The bottom line, she said, is that trucks are the foundation of the food delivery system and that’s not going to change anytime soon.
“That’s the nature of the business,” she said.
Many of those trucks stray off the highways onto neighborhood streets, like West Farms Road and Whitlock Avenue, on their way to the markets, said Veronica Vanterpool, executive director of the Tri-State Transportation Campaign, which aims to reduce the number of cars traveling on New York, New Jersey and Connecticut streets.
The nonprofit is one of seven advocacy groups that joined together to form the Southern Bronx River Watershed Alliance, a group that has pushed for traffic reforms in the Hunts Point area. The alliance had sought to persuade the state to remove the underutilized 1.25-mile Sheridan Expressway — which trucks access through neighborhood streets — and replace it with affordable housing and parks, while improving interchanges along the Bruckner Expressway.
With a $1.5 million grant from the United States Department of Transportation, the city Department of Transportation and Economic Development Corporation have been considering multiple scenarios to address Hunts Point traffic — including, initially, the possibility of tearing the Sheridan down. But this summer, the city abruptly informed local residents that the teardown option would no longer be on the table, prompting outrage and widespread speculation that fear of losing the Hunts Point vendors influenced the decision.

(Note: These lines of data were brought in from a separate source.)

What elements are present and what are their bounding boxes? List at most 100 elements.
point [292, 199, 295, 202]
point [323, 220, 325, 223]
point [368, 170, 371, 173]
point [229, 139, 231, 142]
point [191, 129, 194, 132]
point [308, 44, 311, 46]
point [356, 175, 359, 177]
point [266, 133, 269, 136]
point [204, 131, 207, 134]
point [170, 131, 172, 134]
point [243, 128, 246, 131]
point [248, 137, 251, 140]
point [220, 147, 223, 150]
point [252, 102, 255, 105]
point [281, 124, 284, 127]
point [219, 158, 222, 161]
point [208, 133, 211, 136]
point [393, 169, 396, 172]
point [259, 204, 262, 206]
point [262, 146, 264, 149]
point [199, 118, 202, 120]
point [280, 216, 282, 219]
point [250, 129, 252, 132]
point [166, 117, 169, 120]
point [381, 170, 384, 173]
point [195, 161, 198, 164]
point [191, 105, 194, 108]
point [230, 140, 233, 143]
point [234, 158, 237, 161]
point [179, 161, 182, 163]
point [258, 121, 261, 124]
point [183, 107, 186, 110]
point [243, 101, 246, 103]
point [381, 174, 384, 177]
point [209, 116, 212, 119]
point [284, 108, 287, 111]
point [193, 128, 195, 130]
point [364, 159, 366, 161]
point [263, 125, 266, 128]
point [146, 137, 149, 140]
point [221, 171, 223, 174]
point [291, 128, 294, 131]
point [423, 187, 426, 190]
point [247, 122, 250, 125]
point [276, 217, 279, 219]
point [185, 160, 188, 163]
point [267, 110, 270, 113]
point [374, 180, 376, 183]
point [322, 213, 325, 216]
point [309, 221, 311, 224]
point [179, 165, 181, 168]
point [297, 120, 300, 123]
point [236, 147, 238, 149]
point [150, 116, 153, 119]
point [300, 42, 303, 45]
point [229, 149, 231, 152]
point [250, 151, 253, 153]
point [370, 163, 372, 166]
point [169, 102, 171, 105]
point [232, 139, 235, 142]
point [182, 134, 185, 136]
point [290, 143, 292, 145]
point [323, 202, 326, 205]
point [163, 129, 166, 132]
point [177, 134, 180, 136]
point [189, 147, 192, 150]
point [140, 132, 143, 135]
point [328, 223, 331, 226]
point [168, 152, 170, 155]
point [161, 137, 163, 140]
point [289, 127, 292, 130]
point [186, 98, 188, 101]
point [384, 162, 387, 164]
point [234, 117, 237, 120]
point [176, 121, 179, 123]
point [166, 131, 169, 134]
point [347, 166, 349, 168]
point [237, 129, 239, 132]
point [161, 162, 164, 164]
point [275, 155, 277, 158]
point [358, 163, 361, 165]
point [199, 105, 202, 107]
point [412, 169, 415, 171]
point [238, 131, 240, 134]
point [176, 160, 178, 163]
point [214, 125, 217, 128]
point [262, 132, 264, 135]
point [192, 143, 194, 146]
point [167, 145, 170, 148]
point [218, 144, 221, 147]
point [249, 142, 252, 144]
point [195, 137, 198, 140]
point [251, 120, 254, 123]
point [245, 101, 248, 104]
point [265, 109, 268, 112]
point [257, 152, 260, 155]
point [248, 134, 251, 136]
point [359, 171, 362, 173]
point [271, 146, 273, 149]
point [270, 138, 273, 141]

“It is really disappointing that it was dropped,” Vanterpool said, but noted the alliance is still pushing for other changes in the area, like improving pedestrian access to the Bronx River and local parks, which are cut off from the community by the Sheridan. The group held a town hall meeting in the Bronx this month to discuss recommendations they are planning to take to the city, including ramps that would provide trucks direct access to the Hunts Point markets from the Bruckner Expressway and new parks and pedestrian connections.
With full removal no longer an option, the city’s study will explore either retaining the expressway as it is, or modifying it — perhaps by turning it into a boulevard. In June, the city received a second, $10 million federal grant that will help update rail facilities near the market, theoretically making it it easier to use rail for Hunts Point deliveries.
Infante noted that small improvements are already underway, thanks to federal mandates such as a 2007 emissions standard for truck engines. The EPA also announced last week that it is intensifying standards for soot pollution; communities out of compliance could risk federal transportation funding if their trucks and factories don’t decrease emissions levels by 2020.
Earlier this year, the New York City Department of Transportation launched a five-year program funded through a $24 million federal grant that offers financial incentives for Hunts Point truckers who replace or retrofit diesel trucks to lower emissions. (Think of it as “cash for clunkers,” but for trucks.) The goal is replace up to 500 trucks serving Hunts Point with newer, greener vehicles, according to Department of Transportation spokesperson Scott Gastel. At the moment, he said, almost 100 trucks are making their way through the application process, which takes between 60 and 90 days.
The city’s program is a “step in the right direction,” Tovar said, effective as long as truck owners decide it’s worth taking the plunge. Overall, she says she’s pleased with the ideas for the area coming from the city’s Economic Development Corporation, but is ready to see action.
“I do believe they genuinely have the best interest of the community in mind,” she said. “Now it’s just a matter of implementation.”